In Summary

  • Professor Timos Sellis will lead a research program on data enabled health innovations under the new Digital Health Cooperative Research Centre
  • Industry partners will benefit from the development of a data hub where they can develop new tools to analyse data
  • Researchers will develop methods for linking, merging and cleaning data

 

Swinburne’s Professor Timos Sellis will co-lead a research program on data enabled health innovations under a new Digital Health Cooperative Research Centre (CRC) launched by the Australian Government.

More than 80 organisations representing every segment of the health system from patient to community, hospital to insurer, start-up to big government are partners in the new CRC.

Professor Sellis is the Director of Swinburne's Data Science Research Institute.

He will co-lead the Enabling Information Discovery and Application program that will help industry partners maximise the benefits of their activities in the context of data collecting, reporting and sharing.

“We are currently unable to take advantage of the opportunity to transform care through digital health,” Professor Sellis says.

“A common problem is that the desire of organisations to make their data available for solution development and research is not supported by regulatory and ethical frameworks that would allow this to happen.”
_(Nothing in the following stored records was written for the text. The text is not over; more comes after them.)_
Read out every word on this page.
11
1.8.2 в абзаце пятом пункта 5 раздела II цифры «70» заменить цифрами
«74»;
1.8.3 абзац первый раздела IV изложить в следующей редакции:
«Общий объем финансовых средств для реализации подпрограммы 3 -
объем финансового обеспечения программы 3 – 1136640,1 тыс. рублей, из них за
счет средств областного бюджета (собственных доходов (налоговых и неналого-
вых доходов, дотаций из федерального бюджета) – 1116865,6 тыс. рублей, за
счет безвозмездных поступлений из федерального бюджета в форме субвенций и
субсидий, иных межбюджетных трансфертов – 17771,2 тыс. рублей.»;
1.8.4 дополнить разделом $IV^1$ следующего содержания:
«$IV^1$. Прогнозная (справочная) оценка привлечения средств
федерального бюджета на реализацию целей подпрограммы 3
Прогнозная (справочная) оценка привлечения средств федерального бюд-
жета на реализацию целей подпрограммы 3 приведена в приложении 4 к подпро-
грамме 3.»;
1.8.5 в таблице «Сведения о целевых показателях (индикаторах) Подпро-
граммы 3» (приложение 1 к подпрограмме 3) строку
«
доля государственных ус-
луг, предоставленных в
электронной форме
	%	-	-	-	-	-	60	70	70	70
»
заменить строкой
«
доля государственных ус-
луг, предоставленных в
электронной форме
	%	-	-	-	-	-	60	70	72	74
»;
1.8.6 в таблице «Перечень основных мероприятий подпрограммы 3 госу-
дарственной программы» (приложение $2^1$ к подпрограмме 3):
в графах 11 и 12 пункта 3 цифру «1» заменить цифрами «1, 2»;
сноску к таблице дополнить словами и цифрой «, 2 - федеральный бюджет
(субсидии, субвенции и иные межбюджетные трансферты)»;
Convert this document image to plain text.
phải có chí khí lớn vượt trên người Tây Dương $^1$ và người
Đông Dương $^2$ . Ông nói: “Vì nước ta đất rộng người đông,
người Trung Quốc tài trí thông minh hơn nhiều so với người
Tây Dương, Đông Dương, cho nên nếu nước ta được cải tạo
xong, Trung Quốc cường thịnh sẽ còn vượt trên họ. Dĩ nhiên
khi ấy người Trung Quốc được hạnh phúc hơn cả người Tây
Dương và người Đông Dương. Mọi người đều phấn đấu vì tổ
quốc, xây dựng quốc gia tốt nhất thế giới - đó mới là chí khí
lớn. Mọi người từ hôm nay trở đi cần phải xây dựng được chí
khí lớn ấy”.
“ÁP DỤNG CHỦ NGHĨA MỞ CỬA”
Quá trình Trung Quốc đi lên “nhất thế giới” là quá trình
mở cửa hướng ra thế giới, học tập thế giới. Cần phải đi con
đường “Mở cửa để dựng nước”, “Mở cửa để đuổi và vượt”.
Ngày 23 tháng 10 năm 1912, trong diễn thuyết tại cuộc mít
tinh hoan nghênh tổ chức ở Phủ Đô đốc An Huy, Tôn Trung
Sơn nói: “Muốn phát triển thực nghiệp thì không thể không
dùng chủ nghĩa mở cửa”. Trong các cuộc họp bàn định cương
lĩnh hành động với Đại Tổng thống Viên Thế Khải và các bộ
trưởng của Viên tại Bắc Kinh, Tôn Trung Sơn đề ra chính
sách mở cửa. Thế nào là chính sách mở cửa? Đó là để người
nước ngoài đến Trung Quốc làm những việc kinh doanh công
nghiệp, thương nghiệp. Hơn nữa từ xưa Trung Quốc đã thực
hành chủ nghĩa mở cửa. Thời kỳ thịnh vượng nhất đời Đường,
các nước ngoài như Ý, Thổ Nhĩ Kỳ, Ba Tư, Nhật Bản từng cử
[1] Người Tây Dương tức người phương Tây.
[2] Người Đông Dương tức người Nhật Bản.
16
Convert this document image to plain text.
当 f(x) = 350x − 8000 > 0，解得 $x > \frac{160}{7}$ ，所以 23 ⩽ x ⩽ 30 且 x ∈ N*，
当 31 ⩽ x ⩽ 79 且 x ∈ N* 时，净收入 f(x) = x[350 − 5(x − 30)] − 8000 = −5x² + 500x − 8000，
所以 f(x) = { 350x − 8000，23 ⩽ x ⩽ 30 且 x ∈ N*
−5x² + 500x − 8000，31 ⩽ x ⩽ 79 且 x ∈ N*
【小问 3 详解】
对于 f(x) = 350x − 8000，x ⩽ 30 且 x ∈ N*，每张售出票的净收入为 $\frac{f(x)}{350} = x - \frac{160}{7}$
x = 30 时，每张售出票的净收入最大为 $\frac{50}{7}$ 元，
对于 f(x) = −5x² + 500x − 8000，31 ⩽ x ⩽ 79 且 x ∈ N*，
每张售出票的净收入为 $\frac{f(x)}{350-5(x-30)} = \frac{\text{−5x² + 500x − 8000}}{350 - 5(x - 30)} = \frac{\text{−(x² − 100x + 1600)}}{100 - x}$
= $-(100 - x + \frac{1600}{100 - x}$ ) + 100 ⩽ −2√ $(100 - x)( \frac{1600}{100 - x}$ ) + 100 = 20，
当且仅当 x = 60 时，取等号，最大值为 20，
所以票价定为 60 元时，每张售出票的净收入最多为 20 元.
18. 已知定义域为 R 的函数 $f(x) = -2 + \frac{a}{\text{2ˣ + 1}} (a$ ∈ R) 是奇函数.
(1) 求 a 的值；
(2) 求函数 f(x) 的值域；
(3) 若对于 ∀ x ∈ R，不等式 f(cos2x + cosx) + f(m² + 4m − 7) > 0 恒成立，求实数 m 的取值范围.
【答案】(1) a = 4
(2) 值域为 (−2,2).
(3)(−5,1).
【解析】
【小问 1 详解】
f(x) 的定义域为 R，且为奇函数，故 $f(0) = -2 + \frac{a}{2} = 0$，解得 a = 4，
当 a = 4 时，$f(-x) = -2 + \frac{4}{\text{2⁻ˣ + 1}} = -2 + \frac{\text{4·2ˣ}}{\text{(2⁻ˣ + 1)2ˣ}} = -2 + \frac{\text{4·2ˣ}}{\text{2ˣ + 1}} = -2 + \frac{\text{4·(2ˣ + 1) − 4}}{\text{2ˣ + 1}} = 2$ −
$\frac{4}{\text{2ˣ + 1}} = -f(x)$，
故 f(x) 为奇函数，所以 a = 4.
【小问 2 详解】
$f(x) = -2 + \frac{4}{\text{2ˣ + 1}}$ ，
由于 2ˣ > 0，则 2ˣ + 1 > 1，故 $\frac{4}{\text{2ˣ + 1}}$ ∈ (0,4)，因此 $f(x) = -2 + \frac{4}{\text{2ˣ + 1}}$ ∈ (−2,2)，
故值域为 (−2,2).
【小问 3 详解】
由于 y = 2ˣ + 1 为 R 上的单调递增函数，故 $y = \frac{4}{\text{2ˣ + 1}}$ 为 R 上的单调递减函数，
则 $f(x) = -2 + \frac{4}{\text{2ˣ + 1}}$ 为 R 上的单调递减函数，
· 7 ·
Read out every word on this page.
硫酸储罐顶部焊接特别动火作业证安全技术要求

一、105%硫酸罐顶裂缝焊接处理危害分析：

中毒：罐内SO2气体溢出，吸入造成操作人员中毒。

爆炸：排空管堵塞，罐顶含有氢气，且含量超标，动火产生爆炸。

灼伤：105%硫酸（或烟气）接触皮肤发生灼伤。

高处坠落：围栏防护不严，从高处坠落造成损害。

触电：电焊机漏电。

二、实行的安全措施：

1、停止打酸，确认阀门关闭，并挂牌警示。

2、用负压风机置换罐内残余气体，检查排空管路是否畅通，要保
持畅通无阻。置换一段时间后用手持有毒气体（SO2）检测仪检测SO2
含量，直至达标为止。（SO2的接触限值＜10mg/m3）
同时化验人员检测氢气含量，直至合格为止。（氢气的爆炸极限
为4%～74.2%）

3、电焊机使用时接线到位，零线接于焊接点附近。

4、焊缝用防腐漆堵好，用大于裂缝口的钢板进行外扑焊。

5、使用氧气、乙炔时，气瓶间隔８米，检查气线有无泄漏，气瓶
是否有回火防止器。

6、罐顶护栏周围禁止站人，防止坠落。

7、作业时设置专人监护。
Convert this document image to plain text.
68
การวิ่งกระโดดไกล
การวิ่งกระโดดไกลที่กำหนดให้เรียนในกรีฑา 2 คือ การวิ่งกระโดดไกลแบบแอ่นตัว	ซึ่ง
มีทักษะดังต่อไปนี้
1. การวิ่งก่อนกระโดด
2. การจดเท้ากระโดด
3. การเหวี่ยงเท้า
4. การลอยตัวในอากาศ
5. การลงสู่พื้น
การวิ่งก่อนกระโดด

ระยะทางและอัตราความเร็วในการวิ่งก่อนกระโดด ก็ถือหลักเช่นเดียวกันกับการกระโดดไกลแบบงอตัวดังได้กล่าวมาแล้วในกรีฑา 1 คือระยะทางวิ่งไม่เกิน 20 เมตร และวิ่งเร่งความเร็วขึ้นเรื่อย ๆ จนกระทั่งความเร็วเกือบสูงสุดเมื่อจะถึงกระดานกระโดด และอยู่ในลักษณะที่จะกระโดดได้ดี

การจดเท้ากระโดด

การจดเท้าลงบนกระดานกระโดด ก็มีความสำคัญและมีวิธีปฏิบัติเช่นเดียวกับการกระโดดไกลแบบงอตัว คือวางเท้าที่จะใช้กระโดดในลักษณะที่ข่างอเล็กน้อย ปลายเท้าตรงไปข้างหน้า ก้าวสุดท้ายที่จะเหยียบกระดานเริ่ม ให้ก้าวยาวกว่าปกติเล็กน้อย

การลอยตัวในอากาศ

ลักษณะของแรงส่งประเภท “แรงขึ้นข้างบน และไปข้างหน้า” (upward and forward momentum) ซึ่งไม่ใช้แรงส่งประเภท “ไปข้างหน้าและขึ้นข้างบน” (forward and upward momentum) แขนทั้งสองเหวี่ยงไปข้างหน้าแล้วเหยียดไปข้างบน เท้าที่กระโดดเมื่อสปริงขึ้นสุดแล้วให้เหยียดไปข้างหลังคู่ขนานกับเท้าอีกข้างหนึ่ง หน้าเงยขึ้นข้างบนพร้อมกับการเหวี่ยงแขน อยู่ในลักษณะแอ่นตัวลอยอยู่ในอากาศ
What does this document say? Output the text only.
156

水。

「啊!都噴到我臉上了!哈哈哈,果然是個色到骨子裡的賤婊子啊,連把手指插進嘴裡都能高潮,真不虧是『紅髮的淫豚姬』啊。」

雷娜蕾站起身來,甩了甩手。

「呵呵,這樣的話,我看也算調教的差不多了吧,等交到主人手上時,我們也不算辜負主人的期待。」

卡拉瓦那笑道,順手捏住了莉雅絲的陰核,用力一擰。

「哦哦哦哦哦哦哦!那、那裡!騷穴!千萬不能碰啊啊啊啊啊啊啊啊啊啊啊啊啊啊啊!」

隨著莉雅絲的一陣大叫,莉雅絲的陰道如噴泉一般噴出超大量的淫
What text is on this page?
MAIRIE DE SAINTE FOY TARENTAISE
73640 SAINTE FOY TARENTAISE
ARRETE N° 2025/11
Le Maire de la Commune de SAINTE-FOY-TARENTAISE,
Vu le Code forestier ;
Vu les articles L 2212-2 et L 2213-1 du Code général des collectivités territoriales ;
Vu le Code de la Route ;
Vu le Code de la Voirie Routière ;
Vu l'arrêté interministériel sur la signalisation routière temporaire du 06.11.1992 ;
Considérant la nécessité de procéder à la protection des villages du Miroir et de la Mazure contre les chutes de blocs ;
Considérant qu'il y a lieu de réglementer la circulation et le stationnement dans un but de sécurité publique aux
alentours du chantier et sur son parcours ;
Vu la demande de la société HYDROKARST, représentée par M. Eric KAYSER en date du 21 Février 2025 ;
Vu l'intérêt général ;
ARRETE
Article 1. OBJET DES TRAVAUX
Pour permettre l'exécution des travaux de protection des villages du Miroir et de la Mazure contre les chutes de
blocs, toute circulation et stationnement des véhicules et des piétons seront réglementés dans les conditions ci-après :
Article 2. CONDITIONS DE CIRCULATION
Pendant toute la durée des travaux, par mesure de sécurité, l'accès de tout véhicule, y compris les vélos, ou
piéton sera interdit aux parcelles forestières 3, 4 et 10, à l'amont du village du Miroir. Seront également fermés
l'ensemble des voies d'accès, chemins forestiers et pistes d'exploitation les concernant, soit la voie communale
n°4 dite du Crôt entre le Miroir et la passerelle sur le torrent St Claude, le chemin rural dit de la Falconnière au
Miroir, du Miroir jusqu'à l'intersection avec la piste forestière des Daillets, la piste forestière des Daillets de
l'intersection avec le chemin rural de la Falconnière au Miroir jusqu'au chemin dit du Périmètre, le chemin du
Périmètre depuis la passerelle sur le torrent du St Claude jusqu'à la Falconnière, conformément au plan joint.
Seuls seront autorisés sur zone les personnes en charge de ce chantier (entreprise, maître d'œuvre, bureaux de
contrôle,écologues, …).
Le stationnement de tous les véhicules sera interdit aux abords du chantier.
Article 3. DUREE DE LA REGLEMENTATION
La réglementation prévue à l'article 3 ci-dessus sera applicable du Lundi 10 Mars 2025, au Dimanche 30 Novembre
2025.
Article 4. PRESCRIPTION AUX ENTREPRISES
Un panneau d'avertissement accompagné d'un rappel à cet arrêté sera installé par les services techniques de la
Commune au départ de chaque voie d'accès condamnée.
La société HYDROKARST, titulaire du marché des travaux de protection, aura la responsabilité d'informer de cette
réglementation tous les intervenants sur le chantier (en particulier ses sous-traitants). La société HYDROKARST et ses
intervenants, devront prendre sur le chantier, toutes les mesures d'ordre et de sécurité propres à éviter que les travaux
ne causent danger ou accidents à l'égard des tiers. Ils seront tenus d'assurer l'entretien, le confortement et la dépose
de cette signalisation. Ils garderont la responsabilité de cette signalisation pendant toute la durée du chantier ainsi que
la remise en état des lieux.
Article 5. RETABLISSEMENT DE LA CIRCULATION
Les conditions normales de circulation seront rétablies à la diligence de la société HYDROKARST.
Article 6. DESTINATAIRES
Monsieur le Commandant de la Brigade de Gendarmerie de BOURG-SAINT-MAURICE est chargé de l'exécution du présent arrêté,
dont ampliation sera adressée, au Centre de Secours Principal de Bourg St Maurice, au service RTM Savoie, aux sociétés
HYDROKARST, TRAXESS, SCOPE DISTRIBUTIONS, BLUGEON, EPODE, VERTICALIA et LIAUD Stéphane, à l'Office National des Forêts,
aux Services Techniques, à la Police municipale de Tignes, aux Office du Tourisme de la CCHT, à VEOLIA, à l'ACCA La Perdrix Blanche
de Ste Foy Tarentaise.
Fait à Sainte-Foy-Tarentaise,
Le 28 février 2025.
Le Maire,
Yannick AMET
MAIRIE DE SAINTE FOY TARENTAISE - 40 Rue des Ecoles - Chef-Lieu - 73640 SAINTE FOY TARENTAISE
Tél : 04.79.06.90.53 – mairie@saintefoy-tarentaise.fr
The Enabling Information and Discover program will address this important issue by informing the design of the infrastructure, solutions and legal and ethical frameworks necessary to support data sharing and collaboration.

“Many of our industry partners already have, or are in the process of acquiring, disparate types of data referring to the same populations,” says Professor Sellis.

“All of them will benefit from the development of a data hub, a secure space populated with both real and synthetic data where they can experiment and develop new tools for the analysis, visualisation, acquisition and transmission of data coming from multiple sources.

“In that space our researchers will be able to develop methods for linking, merging and cleaning data. This activity is well aligned with our core focus of the Data Science Research Institute on Incubating Data for Data Driven Science and a Data Economy.”